Now I'm definitely not going to deny that Social Security and especially Medicare are unaffordable. Reform is necessary, but the most practical means of cutting long-term entitlements is also the most politically untenable...the rationing of Medicare services and the acknowledgment that people who could otherwise have lived marginally longer will not because of denied care. That's a tough sacrifice, but the alternative is the country going bankrupt.
But back to my main point, all of the economists and media smart guys seem to agree with proposals like Simpson-Bowles and even more draconian cuts to Social Security, failing to acknowledge that such cuts will be accompanied with loss of economic activity the same way that cutting government programs is slowing our recovery today. This would be true even in previous more bullish investment eras where most workers had defined-benefit pensions and their personal savings accrued interest rates above the current rate of 0%.

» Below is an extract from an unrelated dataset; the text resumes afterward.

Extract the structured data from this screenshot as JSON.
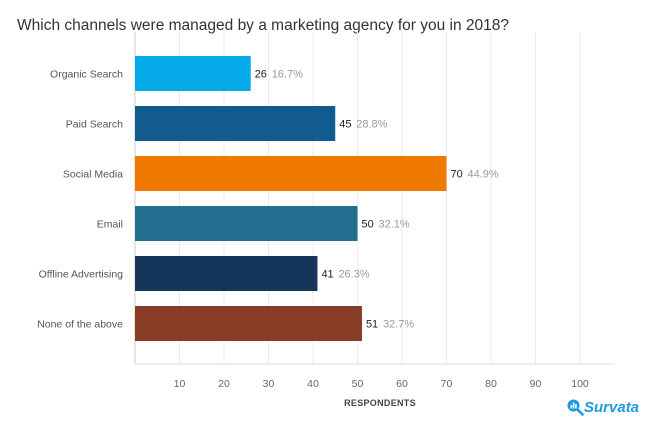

By contrast, Americans today are experiencing declining wages and are thus more likely to be living paycheck to paycheck and unable to save a penny. And even those who can afford to save see their savings wiped out and then some when educating their kids at colleges with tuition rising exponentially higher than the rate of inflation. They're also dealing with 401Ks (the worthless "unpensions") that have less value today than they did in 1999, interest rates so low that non-stock investments accrue virtually no return on investment year to year, and homes that have declined in value by half over the last few years. The overwhelming majority of Americans, despite feverish planning and preparation, are light years away from being prepared to finance a retirement, and when you consider that they are the fastest-growing group of Americans, this lack of preparation forecasts a serious loss of economic activity on the horizon.
That means Social Security is poised to be more important than ever in keeping the economy afloat and providing a base level of purchasing power for elderly consumers. Yet the politicians and the experts left, right, and center in American politics think it needs to be cut....in the interest of trimming the deficit. Has nobody really thought things through this far? Does a nation of old people living in poverty really seem like a scenario that would bring about deficit reduction?
The point is that there is no silver bullet to reduce our cycle of debt and the long-term financial turmoil that will come with it. If we don't cut entitlements, the simple arithmetic of more senior citizens extracting services from a smaller group of workers financing them breaks down. But if we do cut entitlements, seniors will be living in extreme financial duress and the rate of economic growth will plunge as their economic activity is erased along with their income....and deficits will still grow larger and larger. I guess this is why all societies seem to fall at some point as the time comes where there are no good options to proceed.